Kembali pada tujuan.
“Quo vadis?”, sebuah kalimat dalam bahasa
Latin yang terjemahan secara harafiahnya berarti:
"Ke mana engkau pergi?"
Kalimat ini adalah terjemahan Latin dari petikan bagian apokrif Kisah
Rasul Petrus (Acts of Peter): "Tuhan, ke mana Engkau pergi?". Merupakan ungkapan Kristiani yang menurut
Tradisi Gereja dilontarkan
kepada Yesus Kristus oleh rasul
Petrus yang saat itu bertemu dengan Yesus dalam perjalanan melarikan
diri dari misinya yang berisiko disalibkan di Roma. Jawaban Yesus
yang mengatakan, "Aku hendak kembali
ke Roma untuk disalibkan kembali" (Eo
Romam iterum crucifigi) membuat Petrus menyadari panggilannya dan ia pun
berjalan kembali ke Roma; kemudian ia disalibkan secara terbalik dan
menjadi martir di
sana. https://id.wikipedia.org/wiki/Quo_vadis
Kesadaran akan panggilan Tuhan merupakan kompas bagi
perjalanan gereja Tuhan menuju tujuan ilahinya. Tanpa kesadaran akan tujuan
panggilannya, maka gerak arah maju yang seharusnya segaris atau berpadanan
dengan panggilan itu menjadi melenceng atau mengalami bias. Mungkin
diperjalanan awal terlihat segaris, tetapi karena ada bias, maka setelah
melewati batas tertentu menjadi celah yang cukup lebar, atau bahkan membentuk
jurang yang tak terseberangi lagi. Bangunan yang dikerjakan akhirnya menjadi
bangunan yang mudah rusak, roboh bahkan mengalami kehancuran total. Keinginan
untuk memperbaiki tidak dapat dilaksanakan karena rentang waktu telah
menjadikannya tidak mungkin untuk membangunnya kembali.

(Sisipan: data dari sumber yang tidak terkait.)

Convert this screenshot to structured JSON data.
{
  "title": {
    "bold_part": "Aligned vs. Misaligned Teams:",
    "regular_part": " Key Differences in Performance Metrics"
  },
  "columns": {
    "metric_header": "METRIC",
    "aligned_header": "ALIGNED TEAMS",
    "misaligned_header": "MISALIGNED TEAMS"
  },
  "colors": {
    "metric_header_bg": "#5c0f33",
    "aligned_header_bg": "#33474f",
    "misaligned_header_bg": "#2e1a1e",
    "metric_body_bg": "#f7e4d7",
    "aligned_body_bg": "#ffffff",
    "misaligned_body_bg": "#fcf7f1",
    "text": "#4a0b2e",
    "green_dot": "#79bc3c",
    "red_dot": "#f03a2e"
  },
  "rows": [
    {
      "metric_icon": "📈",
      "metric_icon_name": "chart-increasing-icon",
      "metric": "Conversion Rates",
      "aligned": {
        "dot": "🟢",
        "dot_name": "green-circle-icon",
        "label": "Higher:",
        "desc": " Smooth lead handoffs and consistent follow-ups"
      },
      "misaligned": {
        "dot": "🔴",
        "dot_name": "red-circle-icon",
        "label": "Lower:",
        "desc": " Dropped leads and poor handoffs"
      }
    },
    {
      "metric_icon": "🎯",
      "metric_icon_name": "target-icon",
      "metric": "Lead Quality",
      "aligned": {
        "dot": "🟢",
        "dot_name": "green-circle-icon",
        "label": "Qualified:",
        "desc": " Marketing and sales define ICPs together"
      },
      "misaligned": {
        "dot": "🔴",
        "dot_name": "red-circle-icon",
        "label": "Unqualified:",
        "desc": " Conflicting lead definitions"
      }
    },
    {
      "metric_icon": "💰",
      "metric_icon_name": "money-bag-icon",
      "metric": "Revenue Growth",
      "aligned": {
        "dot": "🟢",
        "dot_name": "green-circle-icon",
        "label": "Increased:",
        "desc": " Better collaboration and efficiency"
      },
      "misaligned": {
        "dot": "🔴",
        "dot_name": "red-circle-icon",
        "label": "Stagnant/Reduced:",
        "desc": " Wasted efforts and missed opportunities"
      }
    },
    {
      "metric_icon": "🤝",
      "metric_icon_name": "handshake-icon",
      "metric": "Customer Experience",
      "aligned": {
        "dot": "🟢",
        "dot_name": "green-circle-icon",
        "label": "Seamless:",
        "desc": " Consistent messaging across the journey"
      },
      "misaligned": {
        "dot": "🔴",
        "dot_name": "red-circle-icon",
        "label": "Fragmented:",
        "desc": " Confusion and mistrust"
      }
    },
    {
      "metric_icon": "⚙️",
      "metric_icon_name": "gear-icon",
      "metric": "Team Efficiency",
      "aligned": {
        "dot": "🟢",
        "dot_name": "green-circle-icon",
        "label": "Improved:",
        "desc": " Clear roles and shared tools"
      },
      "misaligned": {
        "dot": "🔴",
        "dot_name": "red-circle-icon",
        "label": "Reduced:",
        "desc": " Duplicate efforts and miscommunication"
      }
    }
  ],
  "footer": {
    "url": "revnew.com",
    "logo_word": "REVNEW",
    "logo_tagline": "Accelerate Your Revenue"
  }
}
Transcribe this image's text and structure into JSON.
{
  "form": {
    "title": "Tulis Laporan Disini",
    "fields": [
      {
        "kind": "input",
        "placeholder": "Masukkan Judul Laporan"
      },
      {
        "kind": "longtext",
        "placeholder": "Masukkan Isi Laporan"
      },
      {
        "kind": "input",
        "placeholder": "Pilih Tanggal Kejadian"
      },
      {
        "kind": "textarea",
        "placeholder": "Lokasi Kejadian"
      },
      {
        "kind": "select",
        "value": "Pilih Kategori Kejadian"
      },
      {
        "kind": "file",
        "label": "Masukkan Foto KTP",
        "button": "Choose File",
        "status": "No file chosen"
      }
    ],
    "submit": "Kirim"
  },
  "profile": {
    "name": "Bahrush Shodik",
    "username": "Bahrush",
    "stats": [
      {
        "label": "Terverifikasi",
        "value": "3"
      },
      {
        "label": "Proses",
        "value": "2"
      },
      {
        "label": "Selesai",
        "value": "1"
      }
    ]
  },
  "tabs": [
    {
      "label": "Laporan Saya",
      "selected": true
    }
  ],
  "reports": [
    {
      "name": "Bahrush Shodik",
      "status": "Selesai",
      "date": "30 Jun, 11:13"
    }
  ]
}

Apakah kamu sebodoh itu? Kamu telah mulai dengan Roh, apakah sekarang
kamu mau mengakhirinya di dalam daging? Galatia 3:3
Pada hari terakhir banyak orang akan berseru kepada-Ku: Tuhan, Tuhan,
bukankah kami bernubuat demi nama-Mu, dan mengusir setan demi nama-Mu, dan
mengadakan banyak mukjizat demi nama-Mu juga? Pada waktu itulah Aku akan
berterus terang kepada mereka dan berkata: Aku tidak pernah mengenal kamu!
Enyahlah dari hadapan-Ku, kamu sekalian yang melakukan kejahatan!" Matius
7:22-23
Mempertanyakan dari mana mulainya penyimpangan, maka kita
akan mendapatkan satu kata yang menjadi jawabannya yaitu “kompromi”. Ketika
kebenaran semu mulai disejajarkan dan dicampur dengan kebenaran sejati. Dimana
kedudukan, kekuatan, kepandaian dan semua yang sementara yang dari dunia mulai
dipersekutukan dengan sumber kekal abadi yang surgawi. Kompromi memberi dua
tempat untuk berpijak, yang pada akhirnya membuat kita terjatuh. Kita semua
perlu mengingat bahwa:
Seorang hamba tidak dapat mengabdi kepada dua tuan. Karena jika
demikian ia akan membenci yang seorang dan mengasihi yang lain, atau ia akan
setia kepada yang seorang dan tidak mengindahkan yang lain. Kamu tidak dapat
mengabdi kepada Allah dan kepada Mamon." Lukas 16:13
Dalam ayat diatas, Mamon menunjuk pada kekayaan atau uang,
disebut juga sebagai “yang tidak jujur” di ayat 9 pada pasal tersebut. Mamon
juga menunjuk pada sikap yang tidak puas dengan keberadaan yang dimiliki. Sikap
tamak atau serakah bersumber dari Mamon ini. Sebuah suksesi yang hendak dicapai
dalam kehidupan. Dari sinilah “passion”
atau “gairah” yang mendorong seseorang maupun organisasi (gereja) dalam mengejar
tujuan hidupnya.
Dalam keberadaan-Nya sebagai manusia, Yesus Kristus Tuhan
memiliki suksesi hidup yang senantiasa selaras, sejalan, berpadanan dengan
kehendak Bapa-Nya. Sekalipun diri-Nya tahu secara rinci terhadap apa yang akan
menimpa diri-Nya, dalam keadaan sebagai manusia Yesus tidak mendahulukan
kepentingan-Nya atau memaksakan kehendak-Nya. Ia telah belajar taat (Ibrani
5:8), dan telah merendahkan diri-Nya dan taat sampai mati, bahkan sampai mati
di kayu salib. (Filipi 2:8).
"Ya Bapa-Ku, jikalau
sekiranya mungkin, biarlah cawan ini lalu dari hadapan-Ku, tetapi janganlah
seperti yang Kukehendaki, melainkan seperti yang Engkau kehendaki." Matius
26:39
"Ya Bapa-Ku jikalau cawan
ini tidak mungkin lalu, kecuali apabila Aku meminumnya, jadilah
kehendak-Mu!" Matius 26:42
Kata “mungkin” disini bukanlah menunjuk pada sesuatu yang
dapat dilakukan atau tidak, tetapi lebih ditekankan pada apa yang dikehendaki
oleh Bapa-Nya. Dalam masalah ini tentu saja Bapa memiliki otoritas dan
kemampuan untuk menyingkirkan atau bahkan meniadakan cawan penderitaan Yesus.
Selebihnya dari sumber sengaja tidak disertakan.